Tandis qu’il dévorait la viande hachée, les haricots et la salade du ghorme sabzi servi par Hamideh, Tomás raconta à Ariana tout ce qui lui était arrivé ces quatre derniers jours. L’Iranienne l’écouta en silence, surtout attentive aux détails concernant la prison d’Evin, hochant la tête avec tristesse en l’entendant parler du traitement qu’il avait subi lors de l’interrogatoire ou des détails de sa détention dans le cachot d’isolement.
— Malheureusement il y a beaucoup de gens qui passent par là, commenta-t-elle. Et Evin n’est pas la pire.
— Oui, il y a la prison 59, là où ils allaient me transférer.
— Oh, il y en a beaucoup. La prison 59, à Valiasr, est sans doute la plus célèbre, mais il en existe bien d’autres. Par exemple, la prison 60, l’Edareh Amaken, la Towhid. Parfois, quand la contestation monte contre ces centres de détention illégaux, ils font fermer quelques-unes d’entre elles mais pour en ouvrir d’autres aussitôt après. Elle secoua la tête. Personne ne les contrôle.
— Et comment avez-vous su où je me trouvais ?
— J’ai des relations au Bureau national des Prisons, des personnes qui me doivent des services. Officiellement, le Bureau dirige la prison d’Evin ; officieusement, il n’en est rien. En réalité, le pouvoir est aux mains d’autres organisations. Mais, quoi qu’il en soit, le Bureau parvient quand même à savoir ce qui s’y passe. J’étais morte d’inquiétude en apprenant votre emprisonnement, alors j’ai joué de mes relations. Je savais que vous alliez passer un mauvais moment à Evin, mais vous étiez, au moins, dans une prison légale et qu’on ne pouvait rien vous faire sans que ce fût enregistré. Ma plus grande crainte était qu’on vous envoie dans un centre de détention illégal. Là j’aurais perdu votre trace et, pire, il n’y avait aucune garantie que vous puissiez réapparaître un jour. J’ai donc parlé à quelques amis liés aux mouvements réformistes pour leur demander de l’aide.
— Vous vouliez venir me chercher à Evin ?
— Non, non. Tant que vous étiez à Evin, nous ne pouvions rien faire. Evin est une prison légale, nous aurions tous été fusillés si on nous avait capturés lors de notre tentative pour vous libérer. Le transfert vers d’autres centres de détention était le point crucial, pour deux raisons précises. D’abord parce que c’était le moment où vous sortiriez, ce qui nous permettait de vous approcher plus facilement. Ensuite, parce que le problème de la légalité ne se posait plus. Comme les centres de détentions sont illégaux, à votre sortie d’Evin vous n’étiez techniquement plus prisonnier. Si nous avions été arrêtés, de quoi aurions-nous été accusés ? De stopper la circulation ? D’éviter une détention illégale ? À ce moment-là, vous étiez administrativement une personne libre et cela aurait été notre argument de défense.
— Je comprends.
— Le point essentiel était d’obtenir l’information concernant votre transfert, ce qui, étant donné mes relations au Bureau national des Prisons, n’était pas une tâche trop difficile. Et effectivement j’ai appris hier que vous seriez transféré aujourd’hui à la prison 59 si vous refusiez de collaborer, si bien que nous avons eu presque vingt-quatre heures pour monter l’opération.

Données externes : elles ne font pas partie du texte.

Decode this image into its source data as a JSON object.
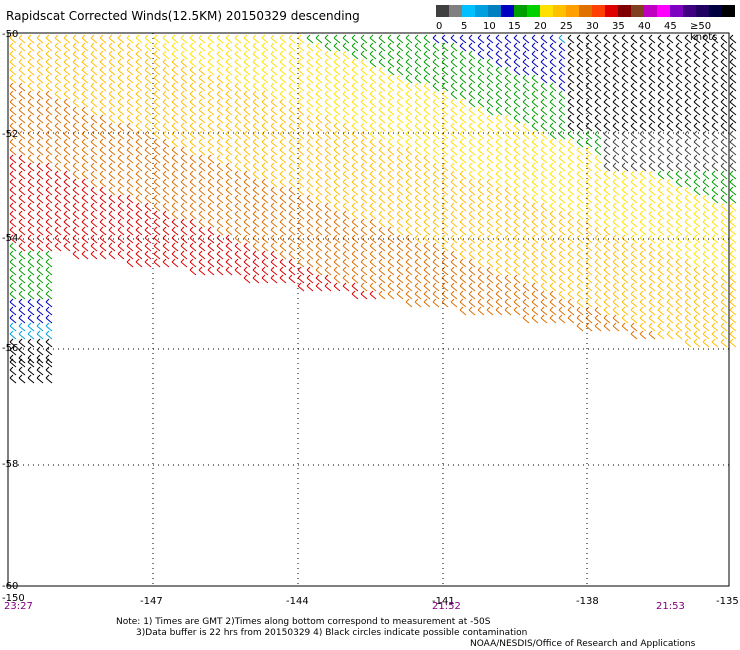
{
  "title": "Rapidscat Corrected Winds(12.5KM) 20150329 descending",
  "legend": {
    "labels": [
      "0",
      "5",
      "10",
      "15",
      "20",
      "25",
      "30",
      "35",
      "40",
      "45",
      "≥50 knots"
    ],
    "colors": [
      "#404040",
      "#808080",
      "#00c0ff",
      "#00a0e0",
      "#0080c0",
      "#0000c0",
      "#00a000",
      "#00d000",
      "#ffe000",
      "#ffc000",
      "#ffa000",
      "#e07000",
      "#ff4000",
      "#e00000",
      "#800000",
      "#804020",
      "#c000c0",
      "#ff00ff",
      "#8000c0",
      "#400080",
      "#200060",
      "#000040",
      "#000000"
    ]
  },
  "axes": {
    "y_labels": [
      "-50",
      "-52",
      "-54",
      "-56",
      "-58",
      "-60"
    ],
    "x_labels": [
      "-150",
      "-147",
      "-144",
      "-141",
      "-138",
      "-135"
    ]
  },
  "times": [
    "23:27",
    "21:52",
    "21:53"
  ],
  "notes": {
    "line1": "Note: 1) Times are GMT 2)Times along bottom correspond to measurement at -50S",
    "line2": "3)Data buffer is 22 hrs from 20150329 4) Black circles indicate possible contamination"
  },
  "credit": "NOAA/NESDIS/Office of Research and Applications"
}
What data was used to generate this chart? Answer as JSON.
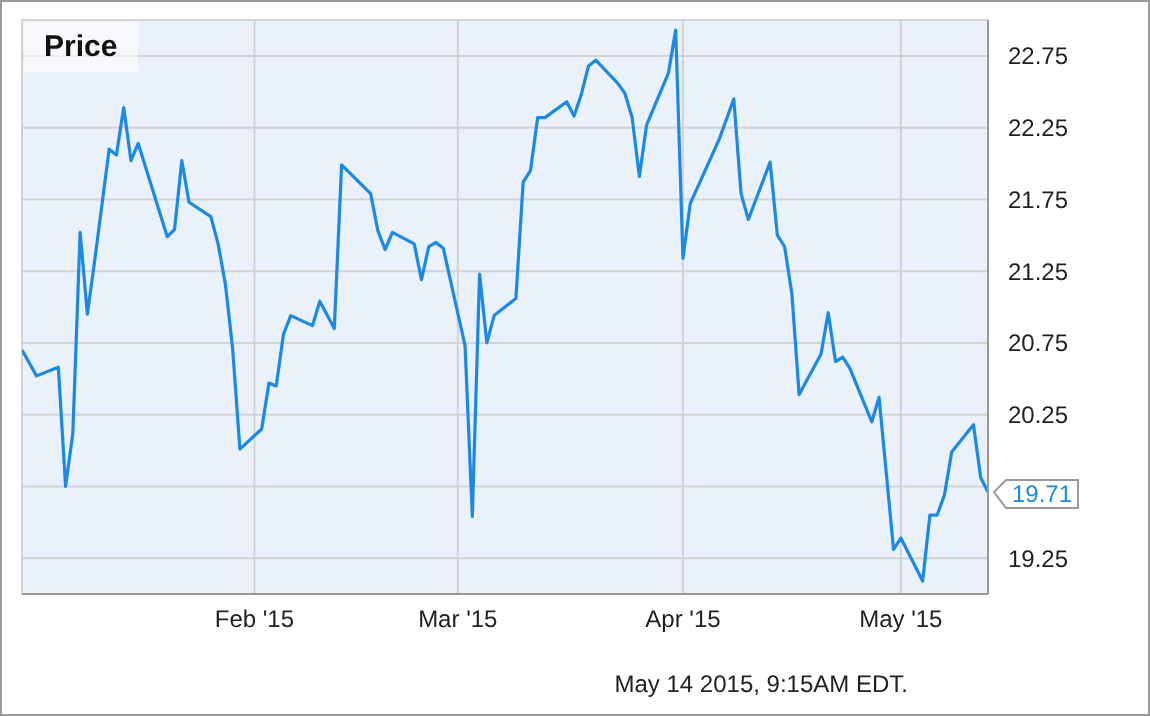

Tomás repoussa son assiette et allongea le bras, pressant doucement la main d’Ariana.
— Vous avez été extraordinaire, dit-il. Je vous dois la vie et je ne sais pas comment vous remercier.
L’Iranienne tressaillit, le fixant de ses grands yeux et pressant sa main en retour, mais un bruit provenant du couloir la fit brusquement regarder avec angoisse vers la porte du salon.
— Heu… Je… balbutia-t-elle. Je… n’ai fait que mon devoir. Je ne pouvais pas vous laisser vous faire tuer !
— Vous avez fait beaucoup plus que votre devoir, dit Tomás, en lui caressant la main. Beaucoup plus.
Ariana regarda de nouveau vers l’entrée du salon et retira sa main, anxieuse.